Briefly, one of the documented functions of [list] is quoting of arguments so the result can be passed to [eval] with each list element becoming exactly one word of the command to be evaluated. Consider the example script:

 # FILE: demo.tcl
 set cmdName [lindex $argv 0]
 proc $cmdName {} {puts Success!}
 set command [list $cmdName]
 puts "Evaluating \[$command]..."
 eval $command

This script expects one argument on the command line, and should write Success! to stdout.
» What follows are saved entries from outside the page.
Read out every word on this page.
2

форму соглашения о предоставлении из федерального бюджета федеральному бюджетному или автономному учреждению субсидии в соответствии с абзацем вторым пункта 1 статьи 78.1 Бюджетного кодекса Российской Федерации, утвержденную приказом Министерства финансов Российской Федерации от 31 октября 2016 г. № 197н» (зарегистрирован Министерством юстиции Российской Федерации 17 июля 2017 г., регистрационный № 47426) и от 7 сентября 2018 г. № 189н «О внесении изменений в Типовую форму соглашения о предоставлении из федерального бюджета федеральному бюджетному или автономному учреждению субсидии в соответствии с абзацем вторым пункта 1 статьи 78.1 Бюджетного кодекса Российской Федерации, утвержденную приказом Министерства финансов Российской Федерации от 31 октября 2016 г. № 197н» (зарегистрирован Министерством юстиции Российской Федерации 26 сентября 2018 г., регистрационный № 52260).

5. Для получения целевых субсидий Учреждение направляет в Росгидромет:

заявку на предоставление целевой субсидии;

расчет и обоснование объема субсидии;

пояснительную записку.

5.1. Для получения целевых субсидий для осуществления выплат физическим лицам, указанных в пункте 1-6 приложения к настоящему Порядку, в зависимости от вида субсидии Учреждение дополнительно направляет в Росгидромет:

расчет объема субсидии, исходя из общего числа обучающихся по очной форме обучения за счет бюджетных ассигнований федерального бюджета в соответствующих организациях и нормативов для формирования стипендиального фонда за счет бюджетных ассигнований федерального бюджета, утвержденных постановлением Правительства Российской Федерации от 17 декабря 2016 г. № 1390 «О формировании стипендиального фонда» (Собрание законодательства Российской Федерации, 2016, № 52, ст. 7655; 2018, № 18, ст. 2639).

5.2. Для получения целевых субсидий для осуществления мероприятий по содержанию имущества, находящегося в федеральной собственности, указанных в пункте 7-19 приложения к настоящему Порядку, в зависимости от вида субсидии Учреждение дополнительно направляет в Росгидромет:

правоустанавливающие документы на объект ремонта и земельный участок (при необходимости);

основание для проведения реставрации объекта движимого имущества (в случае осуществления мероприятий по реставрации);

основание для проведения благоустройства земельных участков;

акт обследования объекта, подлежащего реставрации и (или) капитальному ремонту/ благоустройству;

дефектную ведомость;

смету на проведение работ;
This script works correctly for most input:

 $ tclsh demo.tcl foo
 Evaluating [foo]...
 Success!
 $ tclsh demo.tcl "with space"
 Evaluating [{with space}]...
 Success!

But it fails for any argument beginning with the # character:

 $ tclsh demo.tcl #bar
 Evaluating [#bar]...

This is because, contrary to the documentation, [list] does not quote the leading # in a manner to make the list safe for passing to [eval]. The Tcl parser sees the unquoted # as the start of a comment.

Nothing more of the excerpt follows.